Mar
14
Fukushima, from Gary Rogan
March 14, 2013 |
I believe the Prime Minister backed off his statement about restarting Japan's nuclear plants. In all likelihood, some of their nuclear units may return to service, but now seems too soon.
Japan's commercial nuclear power plants can produce bulk power for approximately $12 per megawatt-hour. Importing Liquefied Natural Gas (LNG) to fuel gas turbines produces power at approximately $144 per megawatt-hour (assuming ~ $18/MMBtu for delivered natural gas and an average heat rate of ~ 8,000 Btu/kWh).
With 48,000 megawatts of undamaged nuclear capacity in Japan's fleet, the difference between $12 and $144 is significant. Assuming a 85 percent capacity factor, the simple difference adds up to approximately $50 billion per year.
In fact, the cost difference is greater than $50 billion. First, utilities must continue paying operations, maintenance, capital and fuel management costs even if their nuclear plants are idled. Idled plants produce no revenue to offset costs.
Second, the power market is punishing. The $144 would be a base bid in any power auction. Market-clearing prices would start at $144 and shoot up to higher heat rates, depending on hourly demand. (Higher heat rates suggests higher production costs)
The economic pain associated with high energy costs should cause Japan's policymakers to think hard about practical options. In all likelihood, Japan will restart some of their newer units, but not right away. Any restart will likely be slow, deliberate and sequential.
In the meantime, Japan will invest heavily in renewable energy. Production costs for wind, solar and demand-response are near $0 per megawatt-hour. More importantly, power from renewable power displaces the market's costliest fossil-fueled plants watt for watt.
The world seems to be betting Japan will continue to shun nuclear power production. Australia, Qatar, Indonesia and the US are eyening Japan as their prime customer for new LNG production. It appears their collective bet may not fully consider Japan's options of renewable energy and nuclear restarts. But that is another topic for another thread.

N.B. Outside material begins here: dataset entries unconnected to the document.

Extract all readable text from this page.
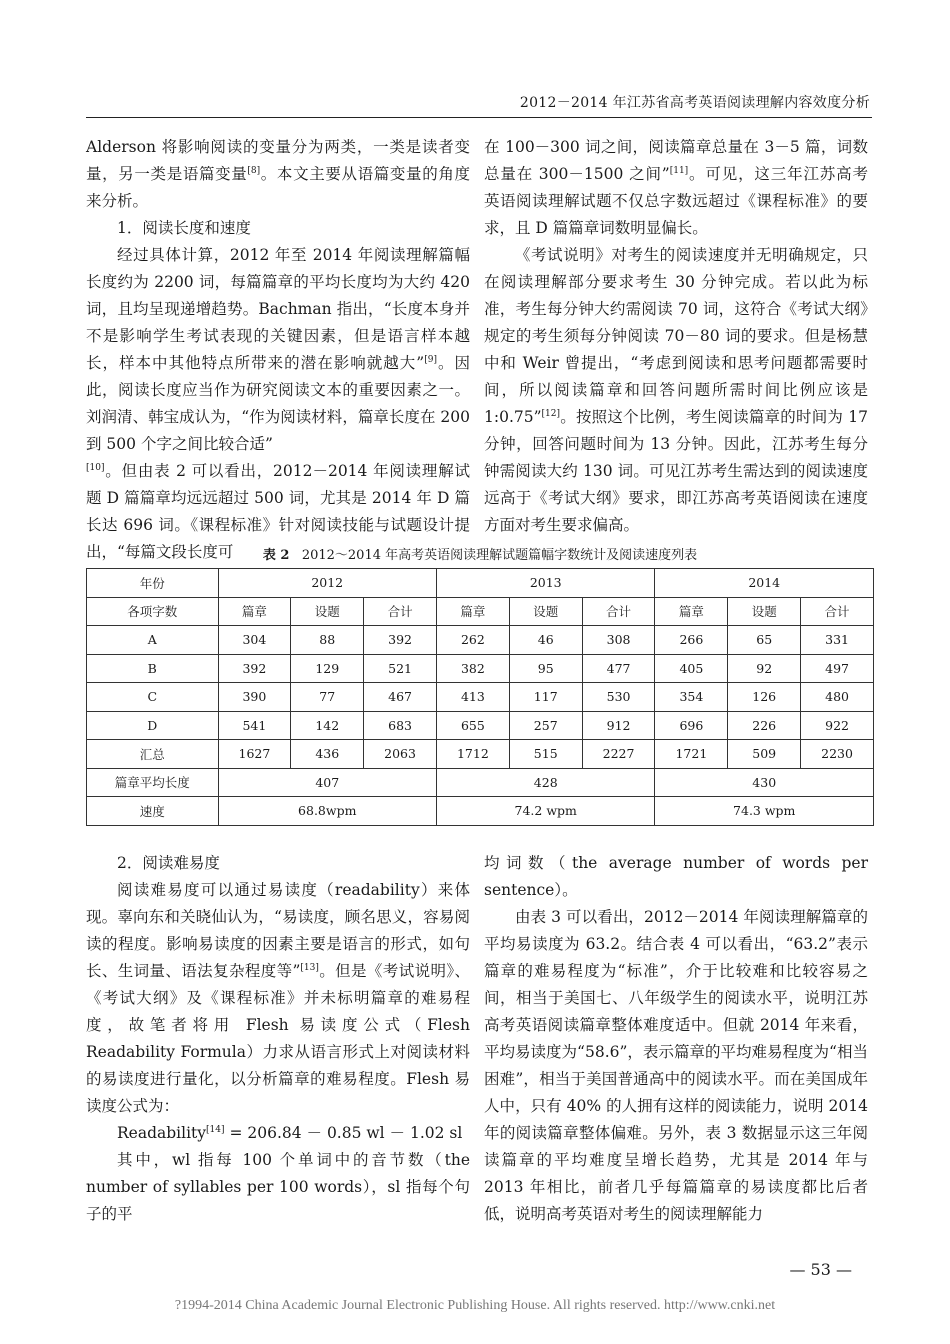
2012－2014 年江苏省高考英语阅读理解内容效度分析

Alderson 将影响阅读的变量分为两类，一类是读者变量，另一类是语篇变量[8]。本文主要从语篇变量的角度来分析。

1．阅读长度和速度

经过具体计算，2012 年至 2014 年阅读理解篇幅长度约为 2200 词，每篇篇章的平均长度均为大约 420 词，且均呈现递增趋势。Bachman 指出，“长度本身并不是影响学生考试表现的关键因素，但是语言样本越长，样本中其他特点所带来的潜在影响就越大”[9]。因此，阅读长度应当作为研究阅读文本的重要因素之一。刘润清、韩宝成认为，“作为阅读材料，篇章长度在 200 到 500 个字之间比较合适”

[10]。但由表 2 可以看出，2012－2014 年阅读理解试题 D 篇篇章均远远超过 500 词，尤其是 2014 年 D 篇长达 696 词。《课程标准》针对阅读技能与试题设计提出，“每篇文段长度可

在 100－300 词之间，阅读篇章总量在 3－5 篇，词数总量在 300－1500 之间”[11]。可见，这三年江苏高考英语阅读理解试题不仅总字数远超过《课程标准》的要求，且 D 篇篇章词数明显偏长。

《考试说明》对考生的阅读速度并无明确规定，只在阅读理解部分要求考生 30 分钟完成。若以此为标准，考生每分钟大约需阅读 70 词，这符合《考试大纲》规定的考生须每分钟阅读 70－80 词的要求。但是杨慧中和 Weir 曾提出，“考虑到阅读和思考问题都需要时间，所以阅读篇章和回答问题所需时间比例应该是 1:0.75”[12]。按照这个比例，考生阅读篇章的时间为 17 分钟，回答问题时间为 13 分钟。因此，江苏考生每分钟需阅读大约 130 词。可见江苏考生需达到的阅读速度远高于《考试大纲》要求，即江苏高考英语阅读在速度方面对考生要求偏高。

表 2 2012～2014 年高考英语阅读理解试题篇幅字数统计及阅读速度列表
年份	2012			2013			2014		
各项字数	篇章	设题	合计	篇章	设题	合计	篇章	设题	合计
A	304	88	392	262	46	308	266	65	331
B	392	129	521	382	95	477	405	92	497
C	390	77	467	413	117	530	354	126	480
D	541	142	683	655	257	912	696	226	922
汇总	1627	436	2063	1712	515	2227	1721	509	2230
篇章平均长度	407			428			430		
速度	68.8wpm			74.2 wpm			74.3 wpm		

2．阅读难易度

阅读难易度可以通过易读度（readability）来体现。辜向东和关晓仙认为，“易读度，顾名思义，容易阅读的程度。影响易读度的因素主要是语言的形式，如句长、生词量、语法复杂程度等”[13]。但是《考试说明》、《考试大纲》及《课程标准》并未标明篇章的难易程度，故笔者将用 Flesh 易读度公式（Flesh Readability Formula）力求从语言形式上对阅读材料的易读度进行量化，以分析篇章的难易程度。Flesh 易读度公式为：

Readability[14] = 206.84 － 0.85 wl － 1.02 sl

其中，wl 指每 100 个单词中的音节数（the number of syllables per 100 words），sl 指每个句子的平

均词数（the average number of words per sentence）。

由表 3 可以看出，2012－2014 年阅读理解篇章的平均易读度为 63.2。结合表 4 可以看出，“63.2”表示篇章的难易程度为“标准”，介于比较难和比较容易之间，相当于美国七、八年级学生的阅读水平，说明江苏高考英语阅读篇章整体难度适中。但就 2014 年来看，平均易读度为“58.6”，表示篇章的平均难易程度为“相当困难”，相当于美国普通高中的阅读水平。而在美国成年人中，只有 40% 的人拥有这样的阅读能力，说明 2014 年的阅读篇章整体偏难。另外，表 3 数据显示这三年阅读篇章的平均难度呈增长趋势，尤其是 2014 年与 2013 年相比，前者几乎每篇篇章的易读度都比后者低，说明高考英语对考生的阅读理解能力

— 53 —
?1994-2014 China Academic Journal Electronic Publishing House. All rights reserved. http://www.cnki.net
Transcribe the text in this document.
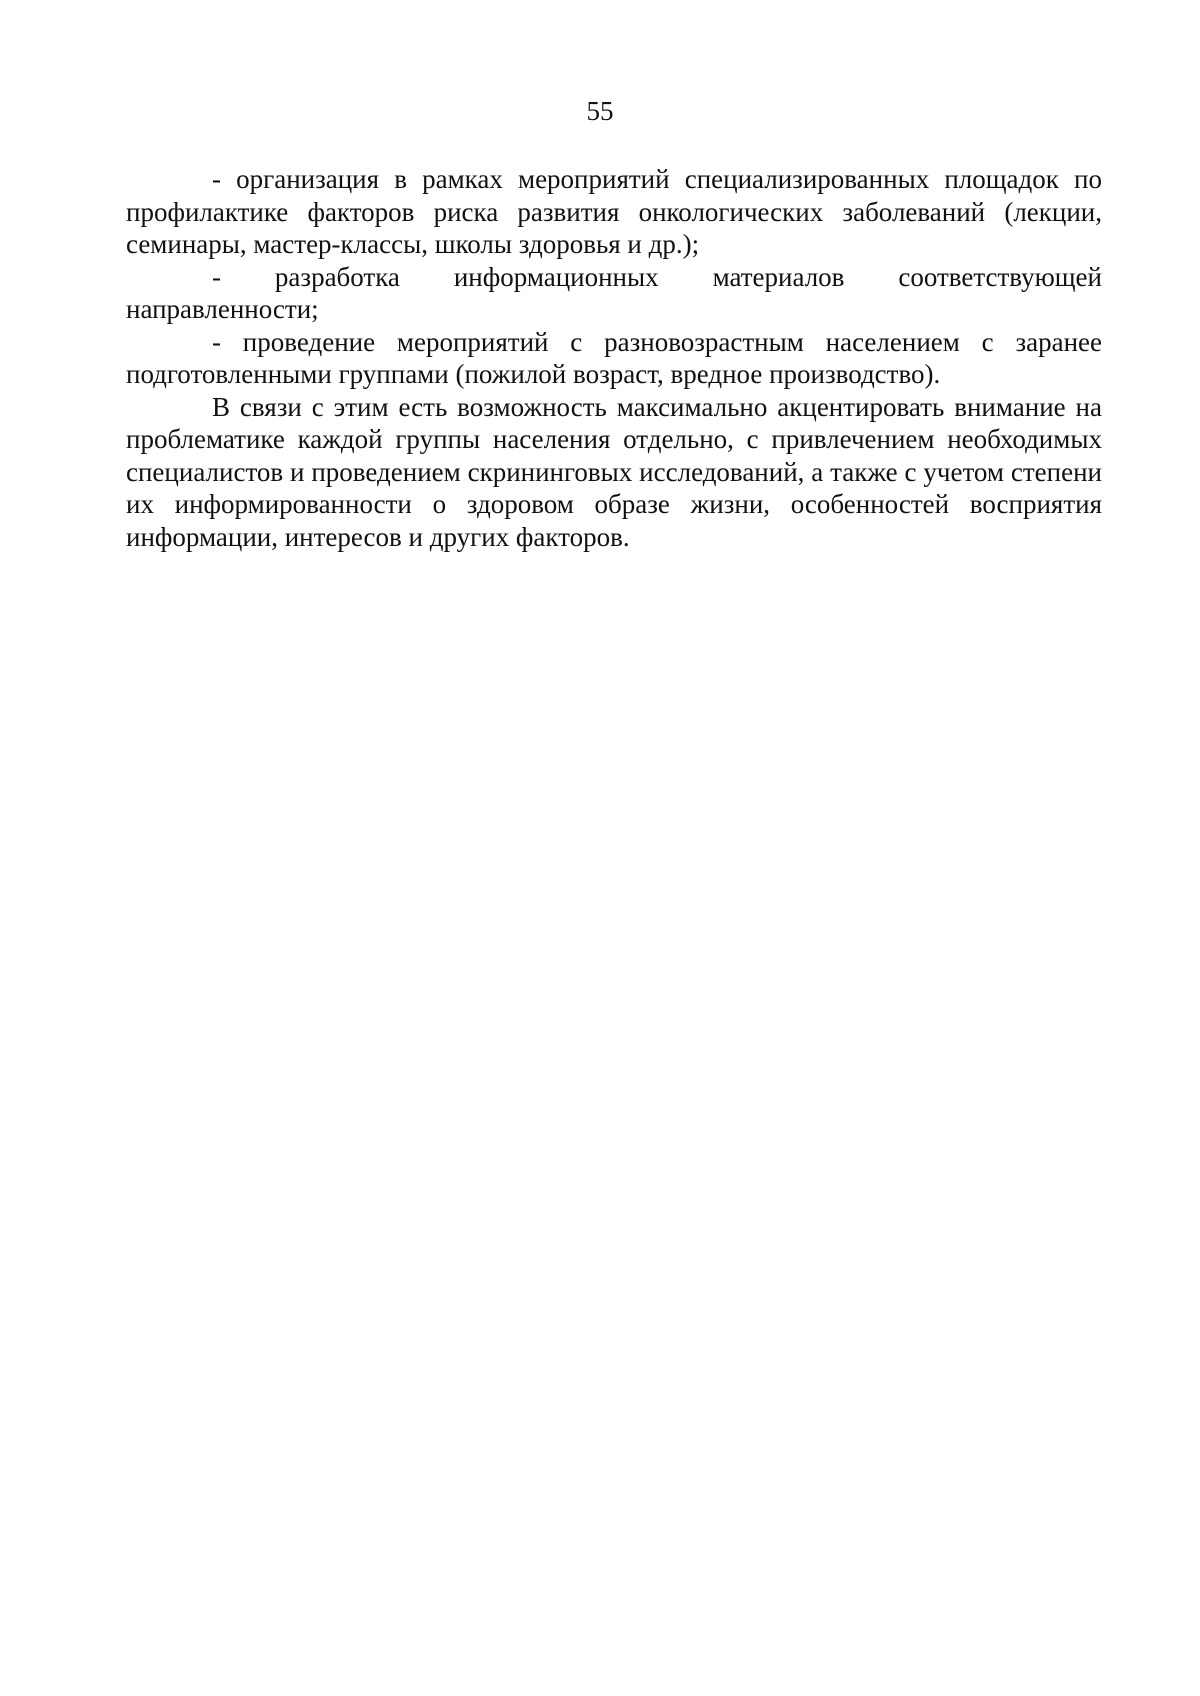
55

- организация в рамках мероприятий специализированных площадок по профилактике факторов риска развития онкологических заболеваний (лекции, семинары, мастер-классы, школы здоровья и др.);

- разработка информационных материалов соответствующей
направленности;

- проведение мероприятий с разновозрастным населением с заранее подготовленными группами (пожилой возраст, вредное производство).

В связи с этим есть возможность максимально акцентировать внимание на проблематике каждой группы населения отдельно, с привлечением необходимых специалистов и проведением скрининговых исследований, а также с учетом степени их информированности о здоровом образе жизни, особенностей восприятия информации, интересов и других факторов.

As an aside, Japan's power grid has an unusual design. Half of the nation is 60 Hz (because it was designed by Americans). The other half is 50 Hz (because it was developed by Europeans). Japan cannot easily move bulk power between 50 Hz and 60 Hz systems. The fact the grid is not homogeneous means the energy flowing within the grid is not fungible. It also means Japan's power markets are not efficient.
Carter Dimitroff writes:
From a market perspective, the near zero production costs of wind and solar are reached without government subsidies. Government subsidies drive production costs into negative numbers or they reduce capital costs. Some nations use feed-in tariffs, which subsidies capital expenditures, production costs and margins.
Many in the utility industry are befuddled by production costs. For decades, utilities in the US have been regulated. Regulated assets need not respond to market forces, because there appears to be no market in regulated regions.
The fact is that where there are no formal markets, utilities create virtual markets. Responsible utilities dispatch regulated power assets using market principles. First, they dispatch low production cost assets, then they dispatch progressively expensive assets. The virtual market becomes distorted when there is limited liquidity. Small utility regions with few assets will often dispatch "must run" assets even if they are uneconomic.
Production costs are not levelized costs, nor are they operating costs. They are market-based costs. From an energy production perspective, production costs are the incremental costs incurred when a facility changes its state from offline to production. Those incremental costs are mostly made up of fuel and fuel handling costs. They also include additional costs for manpower, operating based maintenance and, in the case of US nuclear, waste disposal costs. But for the most part, fuel is the big driver in production costs (after all, a power plant is just an energy conversion device that wastes two thirds of its fuel in the conversion process).
Wind and solar facilities are largely passive machines. They need no costly fuel as feedstock and no incremental manpower to operate. They just sit passively and wait for sun or wind to manufacture energy.
Carder Dimitroff adds:
First, the US has no feed-in tariffs for solar or for wind. There are negotiated power purchase agreements scattered about, but no formal feed-in tariffs exist like we see in Europe.
Second, no grid has an over abundance of solar power needed to spark the imagination suggested. At best, solar acts as a peaker. It is difficult to imagine a case where solar could supplant base loaded production. It is also difficult to magically arrive at a point where there is no cash flow. Investors would have throttled back before reaching this point.
Third, the case you cite for solar is extreme and hypothetical. But it has happened for wind. The locational marginal price has blown past zero on several occasions. But that was a signal there was a problem with transportation, not production. It was also a signal that higher cost producers refused to respond to market signals and as such, they refused to exit.
What does "h" mean?
Anonymous comments:
Japan's fossil-fueled generation remains high because of continuing nuclear plant outages. Because Japan's thermal energy is imported, solar is beginning to look cheap.